People

Three Questions with Dave Wondrich, Gary Regan and Jeff Berry

Black and white portrait of Dave Wondrich
David Wondrich, cocktail historian and scribe. Photo: Danny Valdez.

It's hard to quantify the combined impact that Gary Regan, Dave Wondrich and Jeff Berry have had on our industry: between the three of them, they've won seven Spirited Awards in the "Best New Cocktail Book" and "Best Cocktail Writer" categories, and each has helped to deepen our industry's understanding of its own roots through their writing. From exploring the depths of tiki culture to bringing cocktail history to life to helping bartenders better understand their craft, these three scribes have been at the forefront of the cocktail and spirits community for years, and have expanded our knowledge and understanding all along the way.

In celebration of ten years of Spirited Awards, we've been asking a few of the past years' winners to share their thoughts on how the industry has changed since their award, and where they think it's going. (Don't miss our conversations with Audrey Saunders, Phillip Duff, Erick Castro, and Charles Joly.) Read on to see what these industry luminaries have to say about the craft bartending world's evolution:


Jeff Berry Few people know tiki quite like Jeff "Beachbum" Berry. Photo: Oliver Konig

Jeff Berry (winner, Best New Cocktail Book for "Potions of the Caribbean" in 2014)

How did things change for you after winning a Spirited Award?

Instead of just "author," now I can say "award-winning author." In my world, it doesn't get much cooler than that.

What are some of the biggest differences between the industry in the year you won, and the industry today?

Brand consolidation and more aggressive mass-marketing.

What are some of the positive changes that have happened in the industry when you won, and some of the negatives?

Negative: see above. Positive: More female-owned and operated bars.


Black and white portrait of Dave Wondrich David Wondrich, cocktail historian and scribe. Photo: Danny Valdez.

Dave Wondrich (winner, Best Cocktail Book for "Imbibe!" in 2008; winner, Best Cocktail Writing in 2009; winner, Best New Book for "Punch" in 2011; winner, Best Cocktail Writing in 2012)

How did things change for you and your career after winning your first Spirited Award?

The award served as acknowledgment that the bartender and spirits communities appreciated my book, something I wasn't sure would happen (a long, geeky book on 19th-century drinks with too many words and not enough points of easy action), and that pressed me to write "Punch" (which also won a Spirited Award!).

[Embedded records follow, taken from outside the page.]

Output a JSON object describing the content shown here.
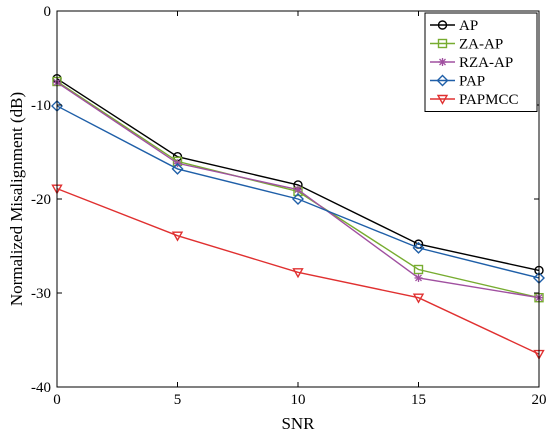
{
  "chart_data": {
    "type": "line",
    "title": "",
    "xlabel": "SNR",
    "ylabel": "Normalized Misalignment (dB)",
    "x": [
      0,
      5,
      10,
      15,
      20
    ],
    "xlim": [
      0,
      20
    ],
    "ylim": [
      -40,
      0
    ],
    "xticks": [
      "0",
      "5",
      "10",
      "15",
      "20"
    ],
    "yticks": [
      "0",
      "-10",
      "-20",
      "-30",
      "-40"
    ],
    "grid": false,
    "legend_position": "top-right",
    "series": [
      {
        "name": "AP",
        "color": "#000000",
        "marker": "circle",
        "values": [
          -7.2,
          -15.5,
          -18.5,
          -24.8,
          -27.6
        ]
      },
      {
        "name": "ZA-AP",
        "color": "#77ac30",
        "marker": "square",
        "values": [
          -7.5,
          -16.0,
          -19.2,
          -27.5,
          -30.5
        ]
      },
      {
        "name": "RZA-AP",
        "color": "#a050a0",
        "marker": "asterisk",
        "values": [
          -7.6,
          -16.2,
          -19.0,
          -28.4,
          -30.5
        ]
      },
      {
        "name": "PAP",
        "color": "#1f5fa8",
        "marker": "diamond",
        "values": [
          -10.1,
          -16.8,
          -20.0,
          -25.2,
          -28.4
        ]
      },
      {
        "name": "PAPMCC",
        "color": "#e03030",
        "marker": "triangle-down",
        "values": [
          -18.9,
          -23.9,
          -27.8,
          -30.5,
          -36.5
        ]
      }
    ]
  }
}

Basically, it told me that I had found my audience, and I've been trying to serve that audience ever since.

Looking back on the last decade, what have been some of the biggest professional/creative challenges you’ve faced since the year you won?

Without a doubt the most difficult has been maintaining some token sobriety in a world of cocktail bars where the people making the drinks have read my book and know who I am.

What are some of the biggest differences between the industry in the year you won, and the industry today?

The craft wing of the bar world has kept expanding and now craft cocktail bars are everywhere. That's a good thing.


Gary Regan In addition to his 2012 Lifetime Achievement Award, Gary Regan has won a number of accolades for his writing about the spirits and bartending worlds. Photo: Jimi Ferrara.

Gary Regan (winner, Best Cocktail Writing 2008; winner, Lifetime Achievement in 2012; winner, Best Cocktail Writing, 2013)

How did things change for you after winning a Spirited Award?

Winning a Spirited Award meant the world to me — just knowing that my peers were behind me, and getting the most coveted and most prestigious awards in our industry catapulted me on to strive for excellence.

What are some of the biggest differences between the industry in the year you won, and the industry today?

Every year bartenders raise the bar, and when I look back at my first award in 2008 I think of that as coming just as the cocktail revolution was beginning.

What are some of the positive changes that have happened in the industry when you won, and some of the negatives?

I believe that bartenders are starting to pay more attention to service within our industry, and that makes my heart glad. Negatives? I don't dwell on negatives.